Gaby’s eyebrows skyrocketed to the top of her forehead. “Holy shit.”

“Some of them are small! Most of them are small. Like, I didn’t have enough cash on me, so I couldn’t properly tip the Starbucks guy, so I wrote it down so it wouldn’t happen again. And in my defense, it hasn’t!” Cleo felt a little indignant. Also a little hysterical.

Gaby waved a hand. “We’re not filming you returning to tip the Starbucks guy. Although . . .” Her focus wandered to the ceiling as she considered it. “No, not that.”

“I just don’t see how pointing out all of my flaws makes me electable,” Cleo said in as close to a whine as she’d ever emitted.

“Because we’re beating everyone to the punch. They’re going to pull you apart if you run—for a lot of reasons, but also because of your XX chromosome. You are going to go on a ‘no regrets regrets’ tour and show everyone how likable, how relatable you are, even when you’ve made mistakes, stepped in the figurative shit.”

Cleo probably looked unconvinced. Because she was.

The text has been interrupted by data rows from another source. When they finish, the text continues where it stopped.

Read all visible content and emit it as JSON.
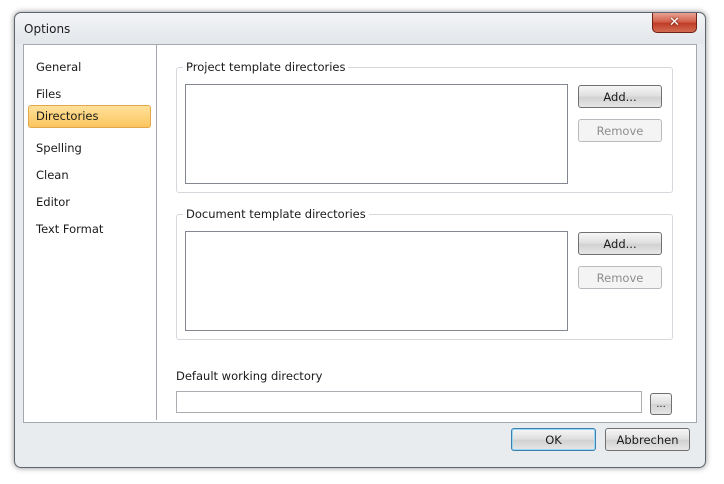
{
  "window": {
    "title": "Options",
    "close_glyph": "✕"
  },
  "nav": {
    "items": [
      {
        "label": "General",
        "selected": false
      },
      {
        "label": "Files",
        "selected": false
      },
      {
        "label": "Directories",
        "selected": true
      },
      {
        "label": "Spelling",
        "selected": false
      },
      {
        "label": "Clean",
        "selected": false
      },
      {
        "label": "Editor",
        "selected": false
      },
      {
        "label": "Text Format",
        "selected": false
      }
    ],
    "selected_color": "#fbc55e"
  },
  "project_templates": {
    "legend": "Project template directories",
    "items": [],
    "add_label": "Add...",
    "remove_label": "Remove",
    "remove_enabled": false
  },
  "document_templates": {
    "legend": "Document template directories",
    "items": [],
    "add_label": "Add...",
    "remove_label": "Remove",
    "remove_enabled": false
  },
  "working_directory": {
    "label": "Default working directory",
    "value": "",
    "browse_label": "..."
  },
  "footer": {
    "ok_label": "OK",
    "cancel_label": "Abbrechen"
  }
}
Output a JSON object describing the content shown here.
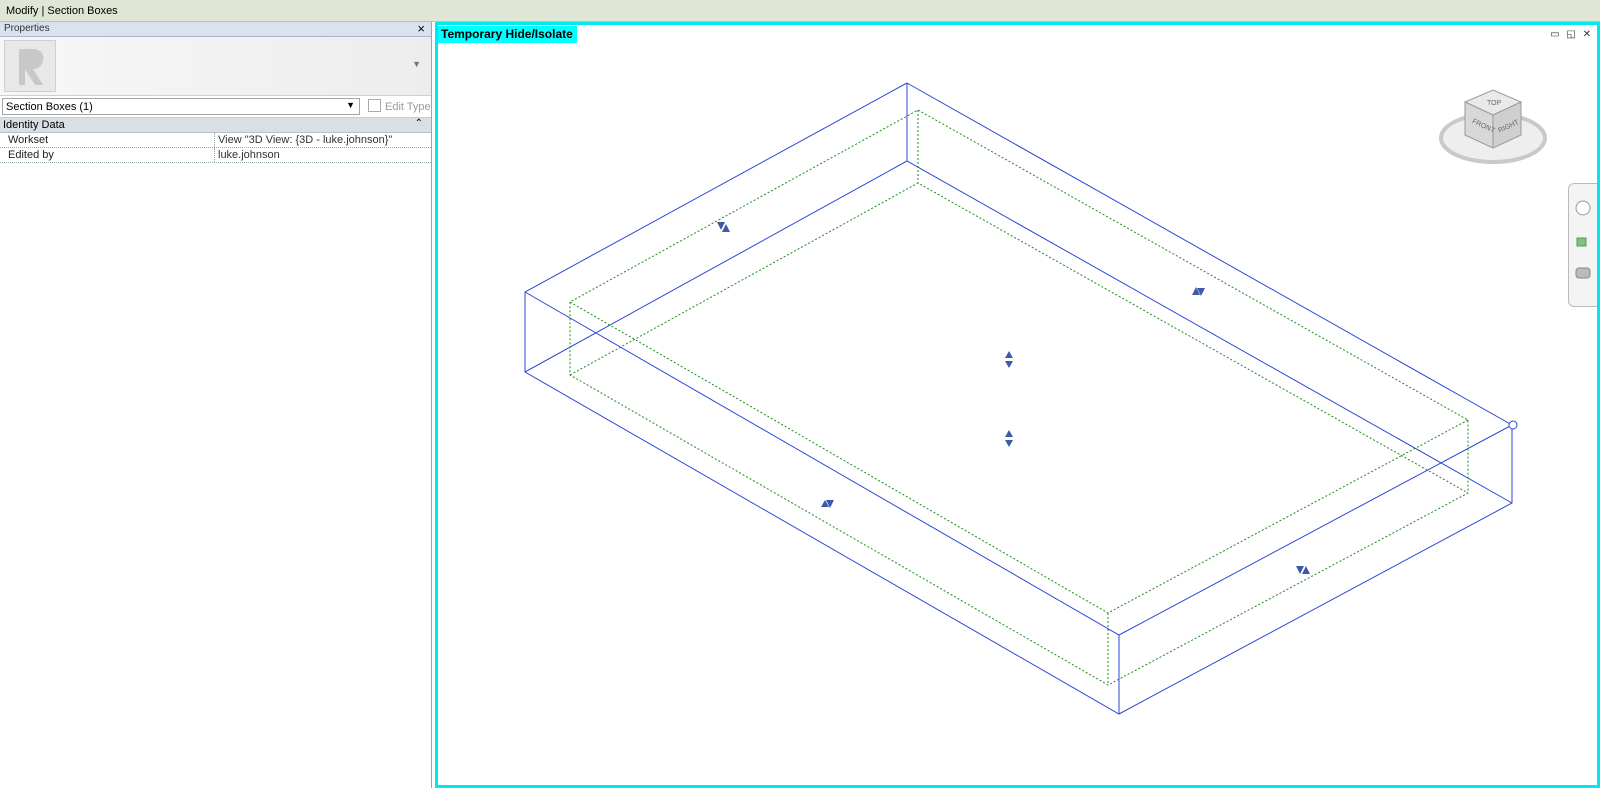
{
  "window": {
    "title": "Modify | Section Boxes"
  },
  "properties": {
    "header": "Properties",
    "type_selector": "Section Boxes (1)",
    "edit_type": "Edit Type",
    "group": "Identity Data",
    "rows": [
      {
        "key": "Workset",
        "value": "View \"3D View: {3D - luke.johnson}\""
      },
      {
        "key": "Edited by",
        "value": "luke.johnson"
      }
    ]
  },
  "viewport": {
    "badge": "Temporary Hide/Isolate",
    "viewcube": {
      "top": "TOP",
      "front": "FRONT",
      "right": "RIGHT"
    },
    "colors": {
      "section_box": "#2c47d8",
      "hidden_bounds": "#1f8a1f",
      "highlight": "#00ffff"
    }
  }
}
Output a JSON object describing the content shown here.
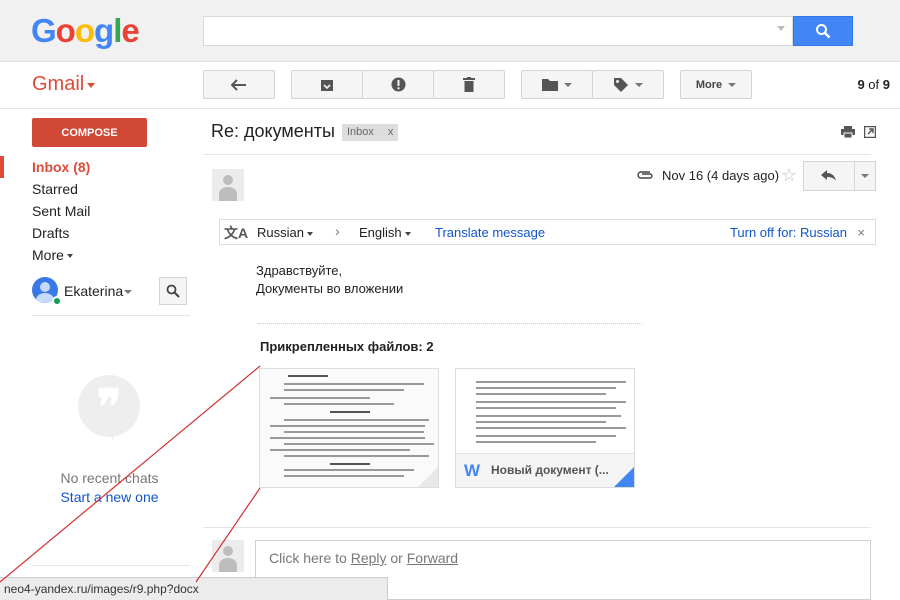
{
  "brand": {
    "logo_letters": [
      "G",
      "o",
      "o",
      "g",
      "l",
      "e"
    ],
    "app_label": "Gmail"
  },
  "search": {
    "value": "",
    "placeholder": ""
  },
  "toolbar": {
    "more_label": "More",
    "count_current": "9",
    "count_of": "of",
    "count_total": "9"
  },
  "sidebar": {
    "compose_label": "COMPOSE",
    "items": [
      {
        "label": "Inbox (8)"
      },
      {
        "label": "Starred"
      },
      {
        "label": "Sent Mail"
      },
      {
        "label": "Drafts"
      },
      {
        "label": "More"
      }
    ],
    "user_name": "Ekaterina",
    "no_chats": "No recent chats",
    "start_new": "Start a new one"
  },
  "message": {
    "subject": "Re: документы",
    "tag": "Inbox",
    "tag_close": "x",
    "date": "Nov 16 (4 days ago)",
    "body_lines": [
      "Здравствуйте,",
      "Документы во вложении"
    ],
    "attachments_title": "Прикрепленных файлов: 2",
    "attachments": [
      {
        "name": ""
      },
      {
        "name": "Новый документ (..."
      }
    ]
  },
  "translate": {
    "source": "Russian",
    "target": "English",
    "action": "Translate message",
    "turn_off": "Turn off for: Russian",
    "close": "×"
  },
  "reply": {
    "prefix": "Click here to ",
    "reply_link": "Reply",
    "or": " or ",
    "forward_link": "Forward"
  },
  "statusbar": {
    "url": "neo4-yandex.ru/images/r9.php?docx"
  },
  "colors": {
    "accent": "#dd4b39",
    "link": "#1155cc",
    "search_button": "#4285f4",
    "annotation": "#d32f2f"
  },
  "icons": [
    "search-icon",
    "back-arrow-icon",
    "archive-icon",
    "report-spam-icon",
    "delete-icon",
    "folder-icon",
    "label-icon",
    "print-icon",
    "new-window-icon",
    "paperclip-icon",
    "star-icon",
    "reply-icon",
    "translate-icon",
    "word-icon",
    "person-icon"
  ]
}
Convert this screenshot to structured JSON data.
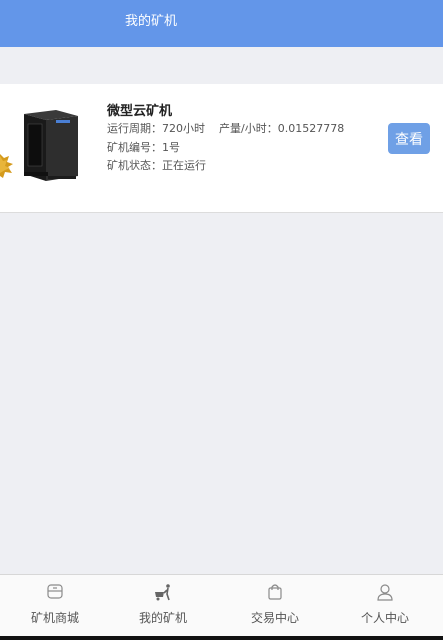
{
  "header": {
    "title": "我的矿机"
  },
  "miner": {
    "name": "微型云矿机",
    "period_label": "运行周期：",
    "period_value": "720小时",
    "output_label": "产量/小时：",
    "output_value": "0.01527778",
    "number_label": "矿机编号：",
    "number_value": "1号",
    "status_label": "矿机状态：",
    "status_value": "正在运行",
    "view_label": "查看",
    "image_icon": "server-tower-icon",
    "leaf_icon": "maple-leaf-icon"
  },
  "tabbar": {
    "items": [
      {
        "label": "矿机商城",
        "icon": "store-icon"
      },
      {
        "label": "我的矿机",
        "icon": "miner-cart-icon"
      },
      {
        "label": "交易中心",
        "icon": "shopping-bag-icon"
      },
      {
        "label": "个人中心",
        "icon": "user-icon"
      }
    ]
  },
  "colors": {
    "header": "#6396e9",
    "button": "#6fa0e6",
    "background": "#eeeff3"
  }
}
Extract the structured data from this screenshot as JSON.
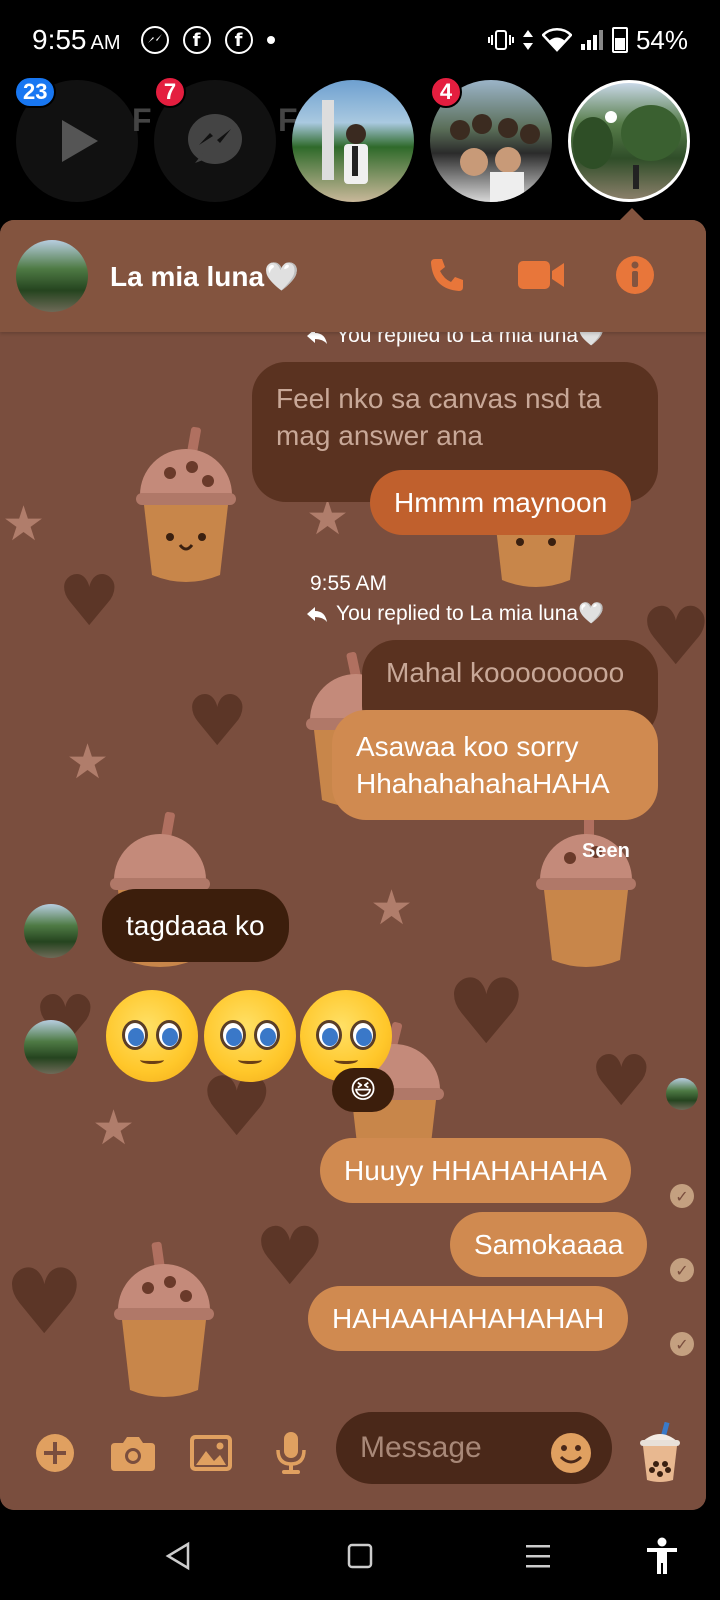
{
  "status_bar": {
    "time": "9:55",
    "ampm": "AM",
    "battery": "54%"
  },
  "chat_heads": {
    "badges": [
      "23",
      "7",
      "4"
    ],
    "faded_labels": [
      "F",
      "F"
    ]
  },
  "header": {
    "title": "La mia luna🤍"
  },
  "messages": {
    "reply_label_1": "You replied to La mia luna🤍",
    "quoted_1": "Feel nko sa canvas nsd ta mag answer ana",
    "sent_1": "Hmmm maynoon",
    "timestamp": "9:55 AM",
    "reply_label_2": "You replied to La mia luna🤍",
    "quoted_2": "Mahal kooooooooo",
    "sent_2": "Asawaa koo sorry HhahahahahaHAHA",
    "seen": "Seen",
    "received_1": "tagdaaa ko",
    "reaction_emoji": "😆",
    "sent_3": "Huuyy HHAHAHAHA",
    "sent_4": "Samokaaaa",
    "sent_5": "HAHAAHAHAHAHAH"
  },
  "composer": {
    "placeholder": "Message"
  },
  "colors": {
    "panel_bg": "#7a4e3e",
    "header_bg": "#83543f",
    "accent": "#e8763a",
    "sent_bubble": "#d08a50",
    "received_bubble": "#3c1e0c"
  }
}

Gaby softened. “Cleo, the easiest, cheapest shot is for them to paint you as unlikable. If you were the majority leader, who cares; no one would give a shit. That’s the luxury of having a dick.”

Cleo groaned.

“This will make people fall in love with you. It will be your armor against the inevitable other stuff—the less-than-kind stuff—that will come your way. It’s already starting with MaryAnne’s op-ed.”

Cleo started to protest but then stopped because what Gaby said was the truth.

“We’re going to make them love you,” Gaby said. “Then we’re going to round them up to vote for you.”